Bierhefe oder Bäckerhefe (Bild): Saccharomyces cerevisiae steht seit Jahrtausenden im Dienst der Menschen.(c) imago/CHROMORANGE (CHROMORANGE / Hans-Joachim Schneider)

Forschern an der Wiener Universität für Bodenkultur ist es gelungen, eine Art von Hefe so umzuprogrammieren, dass sie sich von Kohlendioxid allein ernähren kann, statt solches zu produzieren.

Ob als Bierhefe oder Bäckerhefe, der einzellige Pilz Saccharomyces cerevisiae steht seit Jahrtausenden im Dienst der Menschen: Er lebt von Zucker, den er in Ethanol und Kohlendioxid verwandelt, so gewinnt er seine Energie. (Das Ethanol berauscht uns, das CO2 lässt Brot und Kuchen aufgehen.) Die Hefe ist also – wie die Tiere und die Pilze – heterotroph, das heißt, sie ist auf organische Verbindungen, diesfalls Zucker, angewiesen, die autotrophe Lebewesen (also meist grüne Pflanzen) bereits aufgebaut haben, aus Kohlendioxid und Wasser mithilfe der Energie des Sonnenlichts.

Kann man einen solchen heterotrophen Organismus in einen autotrophen verwandeln? Kann man ihm also beibringen, sich statt von organischen Verbindungen wie Zucker von CO2 zu ernähren? Das wäre doppelt interessant: CO2 ist billig, mehr noch, es ist im Überschuss vorhanden, wie mittlerweile alle wissen, weil dieser Überschuss dazu beiträgt, die Atmosphäre zu erhitzen.

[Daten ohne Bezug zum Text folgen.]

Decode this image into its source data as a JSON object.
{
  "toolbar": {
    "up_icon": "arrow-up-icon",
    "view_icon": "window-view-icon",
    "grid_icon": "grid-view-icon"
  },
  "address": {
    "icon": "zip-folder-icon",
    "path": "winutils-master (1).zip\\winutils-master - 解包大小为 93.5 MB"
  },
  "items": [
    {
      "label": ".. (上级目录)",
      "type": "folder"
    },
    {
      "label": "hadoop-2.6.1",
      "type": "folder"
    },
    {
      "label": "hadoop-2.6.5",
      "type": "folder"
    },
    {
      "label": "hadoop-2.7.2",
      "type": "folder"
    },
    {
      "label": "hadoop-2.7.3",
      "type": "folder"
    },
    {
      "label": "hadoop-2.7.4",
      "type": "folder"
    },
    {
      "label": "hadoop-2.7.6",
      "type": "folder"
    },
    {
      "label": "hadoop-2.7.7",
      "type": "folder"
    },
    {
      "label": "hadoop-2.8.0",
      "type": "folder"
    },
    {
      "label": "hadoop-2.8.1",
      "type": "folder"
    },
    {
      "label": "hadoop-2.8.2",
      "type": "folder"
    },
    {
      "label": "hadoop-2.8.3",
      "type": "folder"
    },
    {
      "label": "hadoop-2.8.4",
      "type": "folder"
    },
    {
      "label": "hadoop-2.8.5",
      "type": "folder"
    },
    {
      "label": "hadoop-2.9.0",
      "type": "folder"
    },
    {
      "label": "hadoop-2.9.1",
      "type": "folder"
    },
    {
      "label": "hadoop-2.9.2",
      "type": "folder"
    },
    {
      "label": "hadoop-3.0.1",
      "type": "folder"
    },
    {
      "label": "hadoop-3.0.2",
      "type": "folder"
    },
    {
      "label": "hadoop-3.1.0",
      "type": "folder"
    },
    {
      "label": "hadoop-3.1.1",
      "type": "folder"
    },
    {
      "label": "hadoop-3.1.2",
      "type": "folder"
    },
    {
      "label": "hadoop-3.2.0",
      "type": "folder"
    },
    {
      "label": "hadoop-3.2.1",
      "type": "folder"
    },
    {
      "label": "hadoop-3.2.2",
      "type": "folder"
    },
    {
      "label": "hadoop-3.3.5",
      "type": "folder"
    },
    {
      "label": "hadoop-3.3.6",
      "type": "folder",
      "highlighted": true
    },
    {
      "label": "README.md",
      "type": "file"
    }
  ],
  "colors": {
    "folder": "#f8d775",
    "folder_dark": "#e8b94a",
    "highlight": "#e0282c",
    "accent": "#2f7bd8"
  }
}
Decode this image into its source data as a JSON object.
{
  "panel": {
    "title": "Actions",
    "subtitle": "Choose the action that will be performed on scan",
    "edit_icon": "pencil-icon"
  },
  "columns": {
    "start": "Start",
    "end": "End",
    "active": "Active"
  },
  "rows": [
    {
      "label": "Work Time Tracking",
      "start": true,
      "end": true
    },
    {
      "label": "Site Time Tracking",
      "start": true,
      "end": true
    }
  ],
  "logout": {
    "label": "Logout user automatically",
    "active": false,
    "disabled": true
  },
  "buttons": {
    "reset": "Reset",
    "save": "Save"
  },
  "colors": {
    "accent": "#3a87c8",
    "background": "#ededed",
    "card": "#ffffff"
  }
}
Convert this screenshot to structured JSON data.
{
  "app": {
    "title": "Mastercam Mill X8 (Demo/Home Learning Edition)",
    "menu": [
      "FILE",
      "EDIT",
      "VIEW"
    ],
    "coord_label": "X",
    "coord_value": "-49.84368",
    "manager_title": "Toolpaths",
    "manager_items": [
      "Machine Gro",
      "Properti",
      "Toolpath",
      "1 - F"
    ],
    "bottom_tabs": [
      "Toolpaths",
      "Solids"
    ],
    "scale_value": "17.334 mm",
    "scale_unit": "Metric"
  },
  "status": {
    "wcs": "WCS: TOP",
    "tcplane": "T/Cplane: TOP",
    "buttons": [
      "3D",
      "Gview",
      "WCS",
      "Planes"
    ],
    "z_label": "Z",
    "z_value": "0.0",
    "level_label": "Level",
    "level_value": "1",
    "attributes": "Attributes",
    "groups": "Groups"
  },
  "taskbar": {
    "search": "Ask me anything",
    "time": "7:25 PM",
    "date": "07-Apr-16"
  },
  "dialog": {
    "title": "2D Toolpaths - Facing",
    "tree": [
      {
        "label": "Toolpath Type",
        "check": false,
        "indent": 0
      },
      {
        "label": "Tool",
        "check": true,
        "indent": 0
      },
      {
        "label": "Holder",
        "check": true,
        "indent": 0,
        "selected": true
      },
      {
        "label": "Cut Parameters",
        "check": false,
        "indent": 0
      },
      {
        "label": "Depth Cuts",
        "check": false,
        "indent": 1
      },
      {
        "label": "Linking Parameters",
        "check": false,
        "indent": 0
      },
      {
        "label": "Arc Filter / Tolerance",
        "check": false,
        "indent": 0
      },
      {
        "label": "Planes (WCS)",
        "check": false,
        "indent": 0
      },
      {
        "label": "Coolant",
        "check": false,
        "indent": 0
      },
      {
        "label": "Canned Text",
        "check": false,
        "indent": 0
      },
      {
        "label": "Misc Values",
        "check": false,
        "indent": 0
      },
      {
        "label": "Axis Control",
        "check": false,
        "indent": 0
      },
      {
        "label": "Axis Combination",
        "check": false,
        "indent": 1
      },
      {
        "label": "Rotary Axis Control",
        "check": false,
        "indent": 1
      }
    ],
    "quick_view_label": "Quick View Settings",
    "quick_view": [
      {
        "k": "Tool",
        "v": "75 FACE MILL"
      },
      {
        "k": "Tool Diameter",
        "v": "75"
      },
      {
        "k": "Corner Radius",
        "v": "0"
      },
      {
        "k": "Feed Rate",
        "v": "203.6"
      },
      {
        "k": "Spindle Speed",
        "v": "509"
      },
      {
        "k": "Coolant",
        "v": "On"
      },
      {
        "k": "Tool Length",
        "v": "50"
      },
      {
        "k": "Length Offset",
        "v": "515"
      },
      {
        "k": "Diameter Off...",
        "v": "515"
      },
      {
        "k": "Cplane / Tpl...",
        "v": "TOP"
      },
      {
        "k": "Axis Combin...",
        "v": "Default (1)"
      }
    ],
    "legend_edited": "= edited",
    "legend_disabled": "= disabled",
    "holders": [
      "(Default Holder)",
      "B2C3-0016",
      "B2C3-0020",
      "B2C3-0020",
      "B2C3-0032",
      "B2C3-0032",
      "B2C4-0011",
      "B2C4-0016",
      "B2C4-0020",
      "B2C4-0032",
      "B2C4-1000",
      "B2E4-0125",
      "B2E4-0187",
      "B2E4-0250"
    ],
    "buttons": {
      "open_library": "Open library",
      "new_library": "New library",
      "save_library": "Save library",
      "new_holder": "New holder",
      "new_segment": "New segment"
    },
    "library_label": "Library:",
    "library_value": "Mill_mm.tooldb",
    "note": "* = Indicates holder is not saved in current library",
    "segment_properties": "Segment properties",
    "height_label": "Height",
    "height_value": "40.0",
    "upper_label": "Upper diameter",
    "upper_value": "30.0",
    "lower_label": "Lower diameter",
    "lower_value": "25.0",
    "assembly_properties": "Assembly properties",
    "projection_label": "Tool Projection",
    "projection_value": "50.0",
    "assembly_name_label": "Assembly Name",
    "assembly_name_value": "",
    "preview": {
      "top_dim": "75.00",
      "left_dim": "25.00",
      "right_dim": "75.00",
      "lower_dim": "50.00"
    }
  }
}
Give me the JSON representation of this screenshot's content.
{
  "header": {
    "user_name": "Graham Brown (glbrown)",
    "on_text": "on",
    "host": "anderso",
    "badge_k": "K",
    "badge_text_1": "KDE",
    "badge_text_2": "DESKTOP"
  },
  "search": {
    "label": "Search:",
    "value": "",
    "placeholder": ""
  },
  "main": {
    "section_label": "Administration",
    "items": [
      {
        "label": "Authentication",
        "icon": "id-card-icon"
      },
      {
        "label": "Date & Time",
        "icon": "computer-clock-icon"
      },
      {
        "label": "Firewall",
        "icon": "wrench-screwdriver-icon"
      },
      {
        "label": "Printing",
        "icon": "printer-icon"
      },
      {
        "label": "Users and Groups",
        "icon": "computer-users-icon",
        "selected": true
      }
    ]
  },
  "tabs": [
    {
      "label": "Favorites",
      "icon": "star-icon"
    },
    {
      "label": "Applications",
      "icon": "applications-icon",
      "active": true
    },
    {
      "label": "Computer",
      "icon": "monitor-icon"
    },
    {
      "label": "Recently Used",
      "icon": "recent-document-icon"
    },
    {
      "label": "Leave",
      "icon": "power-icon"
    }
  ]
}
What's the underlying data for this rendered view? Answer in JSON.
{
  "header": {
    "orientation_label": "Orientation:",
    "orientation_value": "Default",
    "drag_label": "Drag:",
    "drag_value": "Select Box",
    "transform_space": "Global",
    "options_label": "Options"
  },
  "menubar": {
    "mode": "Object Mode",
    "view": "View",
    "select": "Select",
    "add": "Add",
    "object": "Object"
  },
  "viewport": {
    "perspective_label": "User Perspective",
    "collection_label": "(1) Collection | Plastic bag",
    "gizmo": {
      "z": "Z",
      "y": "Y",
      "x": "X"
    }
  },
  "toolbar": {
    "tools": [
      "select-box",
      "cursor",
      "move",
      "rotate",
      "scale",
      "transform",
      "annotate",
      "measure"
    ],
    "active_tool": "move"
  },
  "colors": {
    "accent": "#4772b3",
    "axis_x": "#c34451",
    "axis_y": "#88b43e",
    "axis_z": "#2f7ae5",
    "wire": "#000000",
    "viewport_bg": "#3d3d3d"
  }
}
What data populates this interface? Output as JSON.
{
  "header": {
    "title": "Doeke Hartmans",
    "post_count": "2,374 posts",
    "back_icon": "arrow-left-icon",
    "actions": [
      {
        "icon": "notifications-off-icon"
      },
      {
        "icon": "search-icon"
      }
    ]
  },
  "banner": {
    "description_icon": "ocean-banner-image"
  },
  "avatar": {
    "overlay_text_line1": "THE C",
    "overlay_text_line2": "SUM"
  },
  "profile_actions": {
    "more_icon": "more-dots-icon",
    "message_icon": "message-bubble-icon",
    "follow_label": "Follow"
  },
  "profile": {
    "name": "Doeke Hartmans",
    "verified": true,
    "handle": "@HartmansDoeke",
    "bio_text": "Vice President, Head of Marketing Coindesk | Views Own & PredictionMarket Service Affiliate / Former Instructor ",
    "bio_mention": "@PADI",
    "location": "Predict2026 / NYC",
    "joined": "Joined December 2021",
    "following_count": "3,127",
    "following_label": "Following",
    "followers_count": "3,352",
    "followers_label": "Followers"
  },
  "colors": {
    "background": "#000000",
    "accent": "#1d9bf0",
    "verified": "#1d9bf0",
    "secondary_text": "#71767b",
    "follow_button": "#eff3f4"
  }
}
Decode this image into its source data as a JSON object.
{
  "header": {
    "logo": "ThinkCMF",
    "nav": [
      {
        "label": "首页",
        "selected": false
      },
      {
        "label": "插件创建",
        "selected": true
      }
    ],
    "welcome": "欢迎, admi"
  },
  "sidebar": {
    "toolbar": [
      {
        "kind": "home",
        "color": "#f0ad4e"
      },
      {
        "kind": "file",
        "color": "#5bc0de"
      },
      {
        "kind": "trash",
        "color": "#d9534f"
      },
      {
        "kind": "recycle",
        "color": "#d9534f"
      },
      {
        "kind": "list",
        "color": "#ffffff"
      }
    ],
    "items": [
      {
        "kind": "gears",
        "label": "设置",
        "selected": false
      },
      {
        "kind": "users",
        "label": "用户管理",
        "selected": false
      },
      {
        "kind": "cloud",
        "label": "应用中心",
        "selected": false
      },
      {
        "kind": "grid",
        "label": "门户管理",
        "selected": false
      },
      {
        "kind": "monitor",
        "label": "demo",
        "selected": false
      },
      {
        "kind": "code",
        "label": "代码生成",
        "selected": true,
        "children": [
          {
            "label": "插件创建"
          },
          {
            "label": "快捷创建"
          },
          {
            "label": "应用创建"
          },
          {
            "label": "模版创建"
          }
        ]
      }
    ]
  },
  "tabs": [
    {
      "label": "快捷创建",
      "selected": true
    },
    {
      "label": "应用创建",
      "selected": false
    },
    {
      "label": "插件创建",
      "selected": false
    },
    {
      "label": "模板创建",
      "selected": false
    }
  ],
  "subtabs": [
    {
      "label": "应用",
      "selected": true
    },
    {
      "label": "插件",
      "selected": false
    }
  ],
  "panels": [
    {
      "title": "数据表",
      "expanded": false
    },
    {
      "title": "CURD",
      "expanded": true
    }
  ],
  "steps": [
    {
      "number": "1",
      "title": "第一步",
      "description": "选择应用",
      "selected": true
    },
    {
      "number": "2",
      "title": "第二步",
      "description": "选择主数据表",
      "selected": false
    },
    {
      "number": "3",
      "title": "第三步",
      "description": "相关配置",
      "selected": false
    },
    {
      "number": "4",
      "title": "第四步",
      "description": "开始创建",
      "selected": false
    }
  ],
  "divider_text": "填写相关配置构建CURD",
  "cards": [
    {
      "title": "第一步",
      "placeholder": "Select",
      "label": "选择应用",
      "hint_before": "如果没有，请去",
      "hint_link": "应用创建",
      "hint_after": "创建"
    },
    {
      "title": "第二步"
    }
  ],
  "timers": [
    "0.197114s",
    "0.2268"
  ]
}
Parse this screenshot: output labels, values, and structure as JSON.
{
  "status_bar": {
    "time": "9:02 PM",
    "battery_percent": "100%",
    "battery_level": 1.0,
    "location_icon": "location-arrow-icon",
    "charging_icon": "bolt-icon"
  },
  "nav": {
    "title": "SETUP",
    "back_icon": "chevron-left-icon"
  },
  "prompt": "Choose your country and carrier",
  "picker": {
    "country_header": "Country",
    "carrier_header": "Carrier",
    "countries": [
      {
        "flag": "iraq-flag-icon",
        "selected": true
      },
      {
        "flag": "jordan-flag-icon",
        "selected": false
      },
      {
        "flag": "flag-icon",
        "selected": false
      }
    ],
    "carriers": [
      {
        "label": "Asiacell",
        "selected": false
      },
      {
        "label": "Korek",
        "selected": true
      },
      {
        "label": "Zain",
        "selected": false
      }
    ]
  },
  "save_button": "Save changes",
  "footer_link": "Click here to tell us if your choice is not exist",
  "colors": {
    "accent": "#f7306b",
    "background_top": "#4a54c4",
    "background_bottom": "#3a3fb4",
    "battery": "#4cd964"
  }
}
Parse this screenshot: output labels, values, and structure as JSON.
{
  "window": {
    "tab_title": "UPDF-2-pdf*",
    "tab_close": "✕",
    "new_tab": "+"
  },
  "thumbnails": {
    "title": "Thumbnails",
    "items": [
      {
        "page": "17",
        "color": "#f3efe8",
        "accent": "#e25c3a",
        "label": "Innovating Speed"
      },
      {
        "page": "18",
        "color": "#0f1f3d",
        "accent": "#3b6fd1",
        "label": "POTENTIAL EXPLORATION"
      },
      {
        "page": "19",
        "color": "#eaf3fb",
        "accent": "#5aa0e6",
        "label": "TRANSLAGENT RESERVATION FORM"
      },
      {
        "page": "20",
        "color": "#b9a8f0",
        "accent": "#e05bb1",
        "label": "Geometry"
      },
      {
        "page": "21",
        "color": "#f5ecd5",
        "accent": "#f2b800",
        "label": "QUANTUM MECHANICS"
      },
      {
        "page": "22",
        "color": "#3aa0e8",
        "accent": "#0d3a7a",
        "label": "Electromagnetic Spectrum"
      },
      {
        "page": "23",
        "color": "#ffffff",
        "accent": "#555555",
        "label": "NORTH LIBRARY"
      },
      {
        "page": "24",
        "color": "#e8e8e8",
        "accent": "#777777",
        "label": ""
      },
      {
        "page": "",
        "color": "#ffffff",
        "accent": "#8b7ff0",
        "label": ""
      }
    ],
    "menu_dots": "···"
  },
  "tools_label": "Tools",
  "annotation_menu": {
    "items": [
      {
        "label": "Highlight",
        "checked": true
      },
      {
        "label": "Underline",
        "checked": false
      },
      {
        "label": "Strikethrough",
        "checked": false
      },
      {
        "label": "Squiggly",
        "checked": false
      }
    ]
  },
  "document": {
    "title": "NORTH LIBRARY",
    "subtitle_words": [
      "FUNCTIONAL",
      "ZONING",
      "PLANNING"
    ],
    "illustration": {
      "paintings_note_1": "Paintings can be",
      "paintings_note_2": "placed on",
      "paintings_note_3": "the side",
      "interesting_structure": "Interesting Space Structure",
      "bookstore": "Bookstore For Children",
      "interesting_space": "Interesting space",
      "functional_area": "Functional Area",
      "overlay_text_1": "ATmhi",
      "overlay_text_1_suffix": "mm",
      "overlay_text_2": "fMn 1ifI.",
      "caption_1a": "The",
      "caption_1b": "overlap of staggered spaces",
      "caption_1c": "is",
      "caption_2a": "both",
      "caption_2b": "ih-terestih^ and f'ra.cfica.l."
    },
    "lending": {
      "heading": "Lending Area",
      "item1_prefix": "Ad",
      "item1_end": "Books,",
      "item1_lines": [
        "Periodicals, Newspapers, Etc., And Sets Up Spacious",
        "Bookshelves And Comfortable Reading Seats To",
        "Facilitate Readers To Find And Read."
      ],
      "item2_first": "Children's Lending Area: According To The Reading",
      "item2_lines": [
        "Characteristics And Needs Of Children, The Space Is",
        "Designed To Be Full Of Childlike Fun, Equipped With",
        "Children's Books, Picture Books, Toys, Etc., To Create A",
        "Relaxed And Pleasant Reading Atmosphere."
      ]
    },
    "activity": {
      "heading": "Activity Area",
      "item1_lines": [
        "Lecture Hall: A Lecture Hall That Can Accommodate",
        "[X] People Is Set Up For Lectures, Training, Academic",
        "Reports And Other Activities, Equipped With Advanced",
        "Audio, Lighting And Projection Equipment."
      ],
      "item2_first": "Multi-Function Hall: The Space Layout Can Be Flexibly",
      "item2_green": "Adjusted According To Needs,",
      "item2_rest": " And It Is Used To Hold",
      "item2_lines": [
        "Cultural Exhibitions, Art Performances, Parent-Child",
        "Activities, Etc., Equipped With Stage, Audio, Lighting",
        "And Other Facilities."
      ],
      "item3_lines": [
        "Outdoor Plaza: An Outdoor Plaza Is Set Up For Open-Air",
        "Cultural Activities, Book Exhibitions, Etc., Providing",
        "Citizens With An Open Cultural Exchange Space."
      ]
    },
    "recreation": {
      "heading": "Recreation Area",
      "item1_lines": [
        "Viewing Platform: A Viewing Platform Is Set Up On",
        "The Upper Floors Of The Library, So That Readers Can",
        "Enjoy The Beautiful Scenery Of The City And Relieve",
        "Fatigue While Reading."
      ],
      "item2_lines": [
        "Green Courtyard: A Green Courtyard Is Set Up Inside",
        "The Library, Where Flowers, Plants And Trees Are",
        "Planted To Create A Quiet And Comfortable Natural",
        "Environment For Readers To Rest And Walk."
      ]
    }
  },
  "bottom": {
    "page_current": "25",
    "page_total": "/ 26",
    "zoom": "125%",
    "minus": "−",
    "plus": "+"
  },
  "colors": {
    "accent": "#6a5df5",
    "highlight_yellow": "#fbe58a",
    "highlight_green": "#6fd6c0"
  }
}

Biotechnologen um Diethard Mattanovich (Boku Wien) ist es, wie sie in Nature Biotechnology (16. 12.) berichten, tatsächlich gelungen, eine Hefe von einem heterotrophen in ein autotrophes Wesen zu verwandeln. Zwar nicht Saccharomyces cerevisiae, aber eine andere Art von Hefe, nämlich Pichia pastoris, die industriell verwendet wird, etwa für die Herstellung von Enzymen.

Acht neue Gene eingesetzt

Diese Hefe verwendet normalerweise Methanol (das ist der Alkohol mit einem Kohlenstoffatom, Ethanol hat zwei) als einzige Kohlenstoff- und Energiequelle. Sie oxidiert ihn erst zum Formaldehyd, baut dann größere Moleküle auf. Die Wiener Biotechnologen machten drei Gene dieser Hefe funktionslos und setzten ihr dafür acht neue Gene aus Bakterien und Pflanzen ein, darunter das Gen, nach dessen Bauanleitung die berühmte Carboxylase RuBisCO hergestellt wird. Diese ist das häufigste Enzym der Biosphäre, sie dient zur Fixierung von CO2.

Die so erzeugte Hefe beherrscht tatsächlich den Calvin-Zyklus, also den Stoffwechselweg, mit dem Pflanzen CO2 assimilieren; sie kann von Kohlendioxid allein leben. Durch Evolution im Labor gelang es noch, ihre Wachstumsgeschwindigkeit und damit auch ihre Effizienz als CO2-Vertilgerin mehr als zu verdoppeln. So könnte sie – oder eine andere, ähnlich klug genmanipulierte Hefe – sich als wertvolles Helferlein im Kampf gegen den Klimawandel erweisen.